É preciso, no mínimo duas pessoas para que o café da manhã esteja na mesa lindamente disposto às 6:45, com o bendito do suco de fruta fresca, porque o de caixinha não é saudável e você possa descer as escadas pontualmente (na minha vida ideal sempre existe essa escada imaginária para descer), já devidamente banhada, maquiada e com a roupa impecavelmente passada e sentar ao seu lugar na mesa, que, claro, possui uma gérbera amarela para alegrar o seu dia. O pão está quentinho à mesa, tem bolo, frutas, queijos e iogurte. Claro, na vida idealizada, não se fala em desperdício ou dieta, nem em intolerância à lactose. Pensando bem, acho que duas pessoas não são suficientes. Vamos colocar quatro. Sim, porque pagar salários, horas-extras, décimo terceiro e conceder férias nunca foi parte de uma vida ideal.

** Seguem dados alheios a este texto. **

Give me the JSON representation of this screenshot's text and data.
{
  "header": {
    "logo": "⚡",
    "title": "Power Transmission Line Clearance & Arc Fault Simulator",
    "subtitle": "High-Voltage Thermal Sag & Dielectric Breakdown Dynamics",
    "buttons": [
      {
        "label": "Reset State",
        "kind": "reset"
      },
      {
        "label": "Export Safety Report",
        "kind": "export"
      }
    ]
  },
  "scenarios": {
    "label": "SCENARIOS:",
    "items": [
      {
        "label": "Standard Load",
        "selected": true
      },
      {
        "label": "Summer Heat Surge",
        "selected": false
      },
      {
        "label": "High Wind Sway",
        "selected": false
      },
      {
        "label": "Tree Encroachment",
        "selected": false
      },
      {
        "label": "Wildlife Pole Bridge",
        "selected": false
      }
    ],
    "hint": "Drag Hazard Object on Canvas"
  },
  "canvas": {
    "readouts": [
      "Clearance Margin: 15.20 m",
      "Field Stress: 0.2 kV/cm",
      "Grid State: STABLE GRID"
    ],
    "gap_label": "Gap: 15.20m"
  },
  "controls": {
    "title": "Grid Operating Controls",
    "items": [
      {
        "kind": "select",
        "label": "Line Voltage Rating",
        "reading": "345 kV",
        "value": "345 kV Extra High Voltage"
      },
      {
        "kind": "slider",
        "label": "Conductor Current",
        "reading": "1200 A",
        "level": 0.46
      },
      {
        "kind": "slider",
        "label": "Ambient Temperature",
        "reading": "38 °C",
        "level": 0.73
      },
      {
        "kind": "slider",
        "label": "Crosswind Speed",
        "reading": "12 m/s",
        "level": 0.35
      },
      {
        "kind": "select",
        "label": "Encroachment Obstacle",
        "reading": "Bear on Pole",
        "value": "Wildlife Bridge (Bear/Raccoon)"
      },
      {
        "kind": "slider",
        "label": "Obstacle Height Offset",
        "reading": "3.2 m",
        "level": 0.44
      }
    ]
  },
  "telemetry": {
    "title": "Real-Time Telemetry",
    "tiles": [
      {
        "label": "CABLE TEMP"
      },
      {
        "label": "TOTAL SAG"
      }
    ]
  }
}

Ah, mas não é a mãe que tem que fazer tudo isso? Dispensemos as quatro auxiliares. Voltemos à mãe ideal. Ela que fez o bolo, comprou os pães, dispôs os frios e os iogurtes. E colocou a gérbera no centro da mesa. Mas ela não estava acordando os filhos, abrindo a janela e sorrindo ao dizer bom dia????
É. definitivamente ser essa mãe ideal é contra as leis da física.
4 comentários:
Eu aprendi que mães "ideais" não existem, ou fui perceber isso, quando eu tinha uns 19 anos e minha mãe já estava muito doente. Numa de minhas visitas a ela no hospital, depois de uma de nossas conversas de mãe e filho sobre casa, família, futuro, insegurança, etc..., comecei a chorar. Ela virou pra mim e fez a seguinte pergunta: "Está chorando pela mãe ou pela empregada?"
Falando assim parece parece uma pergunta fria, mas conhecendo minha mãe, foi a forma dela me fazer enxergar e saber que eu estava perdendo uma mãe, mesmo que ela não fosse "a ideal".
:)
Pois é, Ryan´s. As mães se matam por pequenas coisas e o que fica são essas lembranças de frases ditas com a maior simplicidade...
Também tenho essas coisas com meu pai!